Enabling Nanoelectronics With Advanced Spm Techniques

19 Aug 2025
Volume 0

As electronics and optoelectronics evolve in a data-driven world, the need for smaller, faster, and more efficient devices grows. At the 2024 NanoScientific Symposium SE Asia in Bangkok, Professor Bikas C. Das of IISER Thiruvananthapuram showcased how advanced scanning probe microscopy (SPM) techniques are addressing this challenge. His talk highlighted how tools like Conductive AFM, Kelvin Probe Force Microscopy, and Electrostatic Force Microscopy are uncovering nanoscale mechanisms essential to next-generation devices—from memristors to photodetectors and engineered 2D semiconductors.
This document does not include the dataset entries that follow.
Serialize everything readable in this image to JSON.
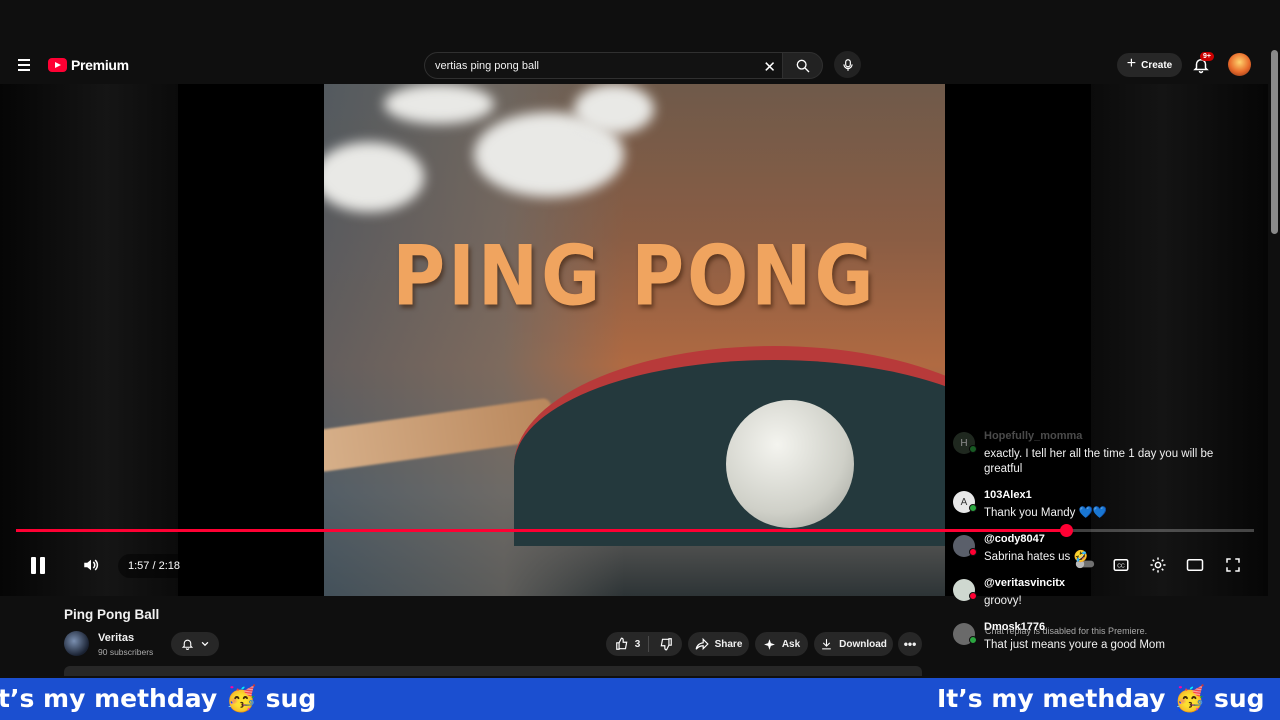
{
  "masthead": {
    "logo_text": "Premium",
    "search_value": "vertias ping pong ball",
    "create_label": "Create",
    "notification_badge": "9+"
  },
  "player": {
    "video_overlay_text": "PING PONG",
    "time_display": "1:57 / 2:18",
    "progress_fraction": 0.8485,
    "accent_color": "#ff0033"
  },
  "chat": {
    "messages": [
      {
        "author": "Hopefully_momma",
        "text": "exactly. I tell her all the time 1 day you will be greatful",
        "initial": "H"
      },
      {
        "author": "103Alex1",
        "text": "Thank you Mandy 💙💙",
        "initial": "A"
      },
      {
        "author": "@cody8047",
        "text": "Sabrina hates us 🤣",
        "initial": ""
      },
      {
        "author": "@veritasvincitx",
        "text": "groovy!",
        "initial": ""
      },
      {
        "author": "Dmosk1776",
        "text": "That just means youre a good Mom",
        "initial": ""
      }
    ],
    "disabled_note": "Chat replay is disabled for this Premiere."
  },
  "video_info": {
    "title": "Ping Pong Ball",
    "channel_name": "Veritas",
    "subscribers": "90 subscribers",
    "like_count": "3",
    "share_label": "Share",
    "ask_label": "Ask",
    "download_label": "Download"
  },
  "ticker": {
    "text_left": "t’s my methday 🥳 sug",
    "text_right": "It’s my methday 🥳 sug"
  }
}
Motivation: Smaller, Smarter, More Efficient
Modern electronic systems–from data centers to edge devices–demand components that are increasingly miniaturized, energy-efficient, and capable of advanced functionalities like in-memory computing or neuromorphic learning. This technology convergence calls for new materials, architectures, and diagnostics.

Prof. Das emphasized that merely shrinking devices is insufficient; understanding their internal physics at the nanoscale is equally vital. “We are not only interested in storing information but also in mimicking the brain’s learning pathways through resistive switching,” he noted. For such breakthroughs, SPM tools provide unparalleled insight into the electro-mechanical behavior of novel materials.

What is Resistive Switching?
At the heart of Prof. Das’s memristor research is the phenomenon of resistive switching (RS) - the ability of a material or device to reversibly switch between different resistance states when subjected to an external voltage. Unlike traditional resistors that maintain a constant resistance, RS devices exhibit nonlinear and bistable I-V characteristics. At a critical voltage threshold, they "switch" from a high-resistance (OFF) state to a low-resistance (ON) state, and vice versa. This behavior is non-volatile, meaning the device retains its state even when the power is turned off.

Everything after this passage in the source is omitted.